On the other hand, given our rationality, the organic analogy is not a perfect one. Each of us has a capacity for individual thought and action that literal body parts do not have, and which entails that we are more than mere cells or organs of a larger social body. Literal body parts cannot understand themselves and their relation to the whole body, or choose whether and how to fulfill their roles relative to the whole. We can do so, and to flourish as rational agents we thus require as much freedom of thought and action as is consistent with our need for and obligations to larger social orders. There is also the consideration that the organic analogy is stronger the more proximate is the social whole of which one is a part. Our needs and obligations relative to the family are stronger than our needs and obligations relative to the nation, and our needs and obligations relative to the nation are stronger than our needs and obligations relative to humanity as a whole. Hence the natural law model entails a special regard for family and nation over the “global community,” even if the latter deserves some regard as well. Subsidiarity thus rules out any socialist absorption of the individual into a communal blob. It also requires that larger level social orders (such as governments) interfere with the actions of lower level orders (such as families and individuals) only where strictly necessary. The presumption is in favor of freedom of action, even if this presumption can in some cases be overridden.
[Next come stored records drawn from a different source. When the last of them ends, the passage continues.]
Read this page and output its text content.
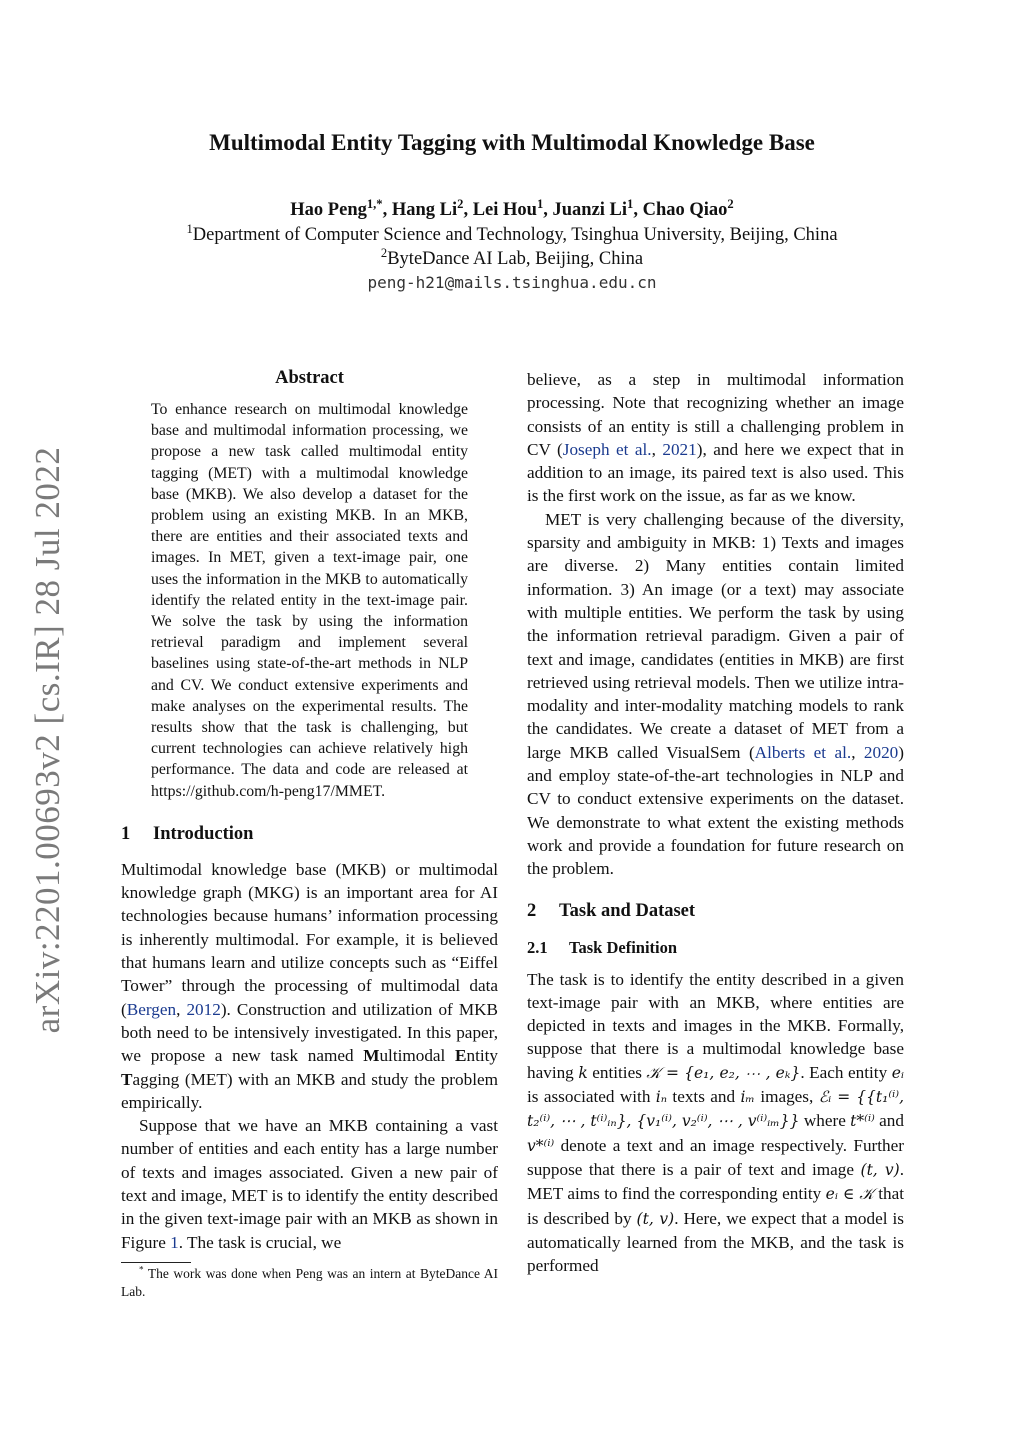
arXiv:2201.00693v2 [cs.IR] 28 Jul 2022
Multimodal Entity Tagging with Multimodal Knowledge Base
Hao Peng$^{1,*}$, Hang Li$^2$, Lei Hou$^1$, Juanzi Li$^1$, Chao Qiao$^2$
$^1$Department of Computer Science and Technology, Tsinghua University, Beijing, China
$^2$ByteDance AI Lab, Beijing, China
peng-h21@mails.tsinghua.edu.cn
Abstract

To enhance research on multimodal knowledge base and multimodal information processing, we propose a new task called multimodal entity tagging (MET) with a multimodal knowledge base (MKB). We also develop a dataset for the problem using an existing MKB. In an MKB, there are entities and their associated texts and images. In MET, given a text-image pair, one uses the information in the MKB to automatically identify the related entity in the text-image pair. We solve the task by using the information retrieval paradigm and implement several baselines using state-of-the-art methods in NLP and CV. We conduct extensive experiments and make analyses on the experimental results. The results show that the task is challenging, but current technologies can achieve relatively high performance. The data and code are released at https://github.com/h-peng17/MMET.

1 Introduction

Multimodal knowledge base (MKB) or multimodal knowledge graph (MKG) is an important area for AI technologies because humans’ information processing is inherently multimodal. For example, it is believed that humans learn and utilize concepts such as “Eiffel Tower” through the processing of multimodal data (Bergen, 2012). Construction and utilization of MKB both need to be intensively investigated. In this paper, we propose a new task named Multimodal Entity Tagging (MET) with an MKB and study the problem empirically.

Suppose that we have an MKB containing a vast number of entities and each entity has a large number of texts and images associated. Given a new pair of text and image, MET is to identify the entity described in the given text-image pair with an MKB as shown in Figure 1. The task is crucial, we

* The work was done when Peng was an intern at ByteDance AI Lab.

believe, as a step in multimodal information processing. Note that recognizing whether an image consists of an entity is still a challenging problem in CV (Joseph et al., 2021), and here we expect that in addition to an image, its paired text is also used. This is the first work on the issue, as far as we know.

MET is very challenging because of the diversity, sparsity and ambiguity in MKB: 1) Texts and images are diverse. 2) Many entities contain limited information. 3) An image (or a text) may associate with multiple entities. We perform the task by using the information retrieval paradigm. Given a pair of text and image, candidates (entities in MKB) are first retrieved using retrieval models. Then we utilize intra-modality and inter-modality matching models to rank the candidates. We create a dataset of MET from a large MKB called VisualSem (Alberts et al., 2020) and employ state-of-the-art technologies in NLP and CV to conduct extensive experiments on the dataset. We demonstrate to what extent the existing methods work and provide a foundation for future research on the problem.

2 Task and Dataset
2.1 Task Definition

The task is to identify the entity described in a given text-image pair with an MKB, where entities are depicted in texts and images in the MKB. Formally, suppose that there is a multimodal knowledge base having k entities 𝒦 = {e₁, e₂, ⋯ , eₖ}. Each entity eᵢ is associated with iₙ texts and iₘ images, ℰᵢ = {{t₁⁽ⁱ⁾, t₂⁽ⁱ⁾, ⋯ , t⁽ⁱ⁾ᵢₙ}, {v₁⁽ⁱ⁾, v₂⁽ⁱ⁾, ⋯ , v⁽ⁱ⁾ᵢₘ}} where t*⁽ⁱ⁾ and v*⁽ⁱ⁾ denote a text and an image respectively. Further suppose that there is a pair of text and image (t, v). MET aims to find the corresponding entity eᵢ ∈ 𝒦 that is described by (t, v). Here, we expect that a model is automatically learned from the MKB, and the task is performed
The kind of individualism that I rail against is not one that merely says "individuals have moral responsibility." Rather, individualism denies that the individual has moral responsibilities to the collective. That, by virtue of his individuality, he has no reason to help the wider society. This would follow from the kinds of ethical theories espoused by people like Adam Smith, who cynically said "I have never known much good done by those who affected to trade for the public good." I feel that the modern conservatives, in embracing this "rugged individualism," have either forgotten or tend to overlook their duty to pursue the common good. Individualism has this problem because, given its Lockean premises, it assumes that rational individuals came together to form society out of self-interest. This creates in the mind the thought of "If society doesn't fulfill my desires, then to hell with society!" If you are an individualist and you rightfully see this view as abhorrently self-centered, then you ought to re-examine your own beliefs. I did.

I also don't see why both individual persons and collectives (in the form of moral persons) can't both have moral duties in different areas. Might we imagine a scenario where the collective has a duty to X (say, a duty to help the poorest of society) while the individual has a duty to Y (such as, the duty to take responsibility for their own actions)?